Essas distinções estabelecidas pelo saber médico anotômico, pela arte dos retratos que capturam a pessoa expressando seu rosto, contribuem para o nascimento do indivíduo. Em suas pesquisas sobre o aparecimento do indivíduo, Le Breton (2011) aponta que o comerciante é o protótipo do indivíduo moderno, por fazer valer seu interesse pessoal em detrimento ao do coletivo. Destaca-se também que, com o saber médico, o corpo se dissocia do homem, ao possibilitar seu estudo separadamente do
homem, o que faz constituir um ter (um corpo) e não um “ser”, ganhando um estatuto
de poder, por ser cientificamente estudado.
Voltando-se aos tempos contemporâneos, Talamoni (2011) cita a obra artística de Gunter von Hagens que mostra, em suas exposições sobre o corpo realizadas em diversos países, que a anatomia renasce, apresentando o corpo entre o científico e o artístico, entre o educativo e o entretenimento, fazendo renascer no público a reflexão sobre o corpo.
Essa separação na atualidade, que se configura pelos sentidos acumulados historicamente, entre homem e corpo, constitui-se por marcas sociais que se consolidaram com o individualismo e a cultura erudita, em que o corpo passa a ser propriedade do homem e não sua essência, ficando independente do homem.
Habermas aponta que a responsabilidade do indivíduo cresce na modernidade, quando seu sustento passa a depender de seu próprio trabalho. O indivíduo moderno é burguês, ou seja, juridicamente livre e economicamente independente, com profundas aspirações de autonomia e liberdade.
Nessa associação do saber anatômico e médico e as mudanças sociais que transferem ao indivíduo a responsabilidade por ele mesmo, evidencia-se o individualismo.

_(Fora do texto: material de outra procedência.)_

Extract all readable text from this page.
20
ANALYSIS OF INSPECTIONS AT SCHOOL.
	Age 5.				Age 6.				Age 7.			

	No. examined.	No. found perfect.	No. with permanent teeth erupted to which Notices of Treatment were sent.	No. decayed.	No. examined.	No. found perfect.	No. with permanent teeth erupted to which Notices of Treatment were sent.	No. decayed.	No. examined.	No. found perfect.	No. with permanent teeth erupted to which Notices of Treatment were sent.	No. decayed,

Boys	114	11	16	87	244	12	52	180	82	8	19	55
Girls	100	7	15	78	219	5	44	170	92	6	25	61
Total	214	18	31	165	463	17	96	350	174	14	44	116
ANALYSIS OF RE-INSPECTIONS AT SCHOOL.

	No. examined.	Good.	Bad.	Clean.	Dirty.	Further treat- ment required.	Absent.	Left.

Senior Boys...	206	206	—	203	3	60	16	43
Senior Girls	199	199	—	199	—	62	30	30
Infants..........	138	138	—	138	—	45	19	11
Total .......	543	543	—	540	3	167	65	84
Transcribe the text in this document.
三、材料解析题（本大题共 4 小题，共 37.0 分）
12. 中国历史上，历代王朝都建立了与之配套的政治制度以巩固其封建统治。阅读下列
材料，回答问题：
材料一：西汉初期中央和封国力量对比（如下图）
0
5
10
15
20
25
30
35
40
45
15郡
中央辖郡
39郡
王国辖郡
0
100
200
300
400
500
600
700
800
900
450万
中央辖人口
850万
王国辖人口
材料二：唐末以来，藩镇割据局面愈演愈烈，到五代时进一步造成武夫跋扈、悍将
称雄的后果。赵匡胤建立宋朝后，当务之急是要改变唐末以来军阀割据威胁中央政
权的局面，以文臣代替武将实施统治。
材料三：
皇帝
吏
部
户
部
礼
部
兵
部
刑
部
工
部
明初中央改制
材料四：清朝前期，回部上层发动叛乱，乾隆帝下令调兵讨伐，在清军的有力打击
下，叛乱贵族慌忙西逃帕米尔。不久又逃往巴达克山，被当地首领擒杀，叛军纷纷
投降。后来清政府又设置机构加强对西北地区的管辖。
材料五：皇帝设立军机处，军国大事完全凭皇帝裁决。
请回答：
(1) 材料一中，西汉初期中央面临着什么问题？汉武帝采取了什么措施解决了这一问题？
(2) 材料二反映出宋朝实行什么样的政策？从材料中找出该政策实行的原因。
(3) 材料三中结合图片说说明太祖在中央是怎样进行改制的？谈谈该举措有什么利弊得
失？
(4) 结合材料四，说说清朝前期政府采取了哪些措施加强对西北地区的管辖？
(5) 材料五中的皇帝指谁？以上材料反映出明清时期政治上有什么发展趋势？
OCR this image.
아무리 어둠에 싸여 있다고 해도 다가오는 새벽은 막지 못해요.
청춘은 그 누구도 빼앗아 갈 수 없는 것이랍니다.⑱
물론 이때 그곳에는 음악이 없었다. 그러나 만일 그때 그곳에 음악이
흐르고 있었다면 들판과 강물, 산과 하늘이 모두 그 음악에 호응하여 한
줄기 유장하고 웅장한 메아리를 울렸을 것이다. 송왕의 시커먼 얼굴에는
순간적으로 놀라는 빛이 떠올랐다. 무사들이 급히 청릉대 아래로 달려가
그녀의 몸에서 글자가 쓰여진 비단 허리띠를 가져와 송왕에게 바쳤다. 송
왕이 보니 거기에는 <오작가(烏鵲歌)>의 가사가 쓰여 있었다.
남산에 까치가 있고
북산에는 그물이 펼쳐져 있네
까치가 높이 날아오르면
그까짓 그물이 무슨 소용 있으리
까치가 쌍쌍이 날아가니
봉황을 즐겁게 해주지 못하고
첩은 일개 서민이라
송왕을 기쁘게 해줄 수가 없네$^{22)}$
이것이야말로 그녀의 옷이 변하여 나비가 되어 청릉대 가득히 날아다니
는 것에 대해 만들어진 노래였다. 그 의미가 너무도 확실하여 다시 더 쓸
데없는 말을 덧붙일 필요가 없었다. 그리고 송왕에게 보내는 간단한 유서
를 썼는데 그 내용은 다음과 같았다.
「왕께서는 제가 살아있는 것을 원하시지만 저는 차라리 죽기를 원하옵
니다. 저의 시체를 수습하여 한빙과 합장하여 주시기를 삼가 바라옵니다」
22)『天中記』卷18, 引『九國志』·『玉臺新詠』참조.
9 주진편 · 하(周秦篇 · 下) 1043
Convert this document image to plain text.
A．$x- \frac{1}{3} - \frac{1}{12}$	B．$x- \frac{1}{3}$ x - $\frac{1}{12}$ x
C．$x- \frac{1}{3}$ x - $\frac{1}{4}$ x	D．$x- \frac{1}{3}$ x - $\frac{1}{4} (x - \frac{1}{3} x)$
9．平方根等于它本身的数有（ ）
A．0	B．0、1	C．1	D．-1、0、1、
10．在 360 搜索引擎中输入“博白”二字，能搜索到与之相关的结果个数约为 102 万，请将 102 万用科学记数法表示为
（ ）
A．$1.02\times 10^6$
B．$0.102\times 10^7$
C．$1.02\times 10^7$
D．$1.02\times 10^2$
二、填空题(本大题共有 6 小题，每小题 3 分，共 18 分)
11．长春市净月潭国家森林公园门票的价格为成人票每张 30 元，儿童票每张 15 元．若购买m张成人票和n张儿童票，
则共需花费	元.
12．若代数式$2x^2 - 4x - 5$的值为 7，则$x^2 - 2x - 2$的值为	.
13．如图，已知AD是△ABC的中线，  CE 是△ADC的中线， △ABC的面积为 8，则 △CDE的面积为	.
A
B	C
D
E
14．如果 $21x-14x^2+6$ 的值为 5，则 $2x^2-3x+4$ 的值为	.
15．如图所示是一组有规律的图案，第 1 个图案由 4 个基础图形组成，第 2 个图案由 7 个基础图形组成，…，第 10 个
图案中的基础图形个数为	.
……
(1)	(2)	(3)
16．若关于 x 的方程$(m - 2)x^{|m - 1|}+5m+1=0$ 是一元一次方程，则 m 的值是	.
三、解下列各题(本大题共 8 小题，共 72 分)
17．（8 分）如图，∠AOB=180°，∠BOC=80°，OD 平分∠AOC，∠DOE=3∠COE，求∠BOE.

Na contemporaneidade Maffesoli (1999) sustenta que existe um hedonismo do cotidiano que emerge em certas épocas e o jogo das aparências passa a apontar novos
modos de ser. Para Maffesoli, em “O mistério da conjunção”, há, na atualidade, um
deslize da lógica da identidade, que tem como característica individualizar, para a lógica da identificação, na qual a pessoa emerge no coletivo. Nesse contexto, instaura-se um narcisismo coletivo que enfatiza a estética, os valores tribais, o banal, em que o insignificante e o prazer ganham importância, constituindo uma sociedade que ama o corpo, o que representa uma mudança dos valores do individualismo, da modernidade, para o aparente, para o retorno da aparência, para a embriaguez coletiva da pós- modernidade.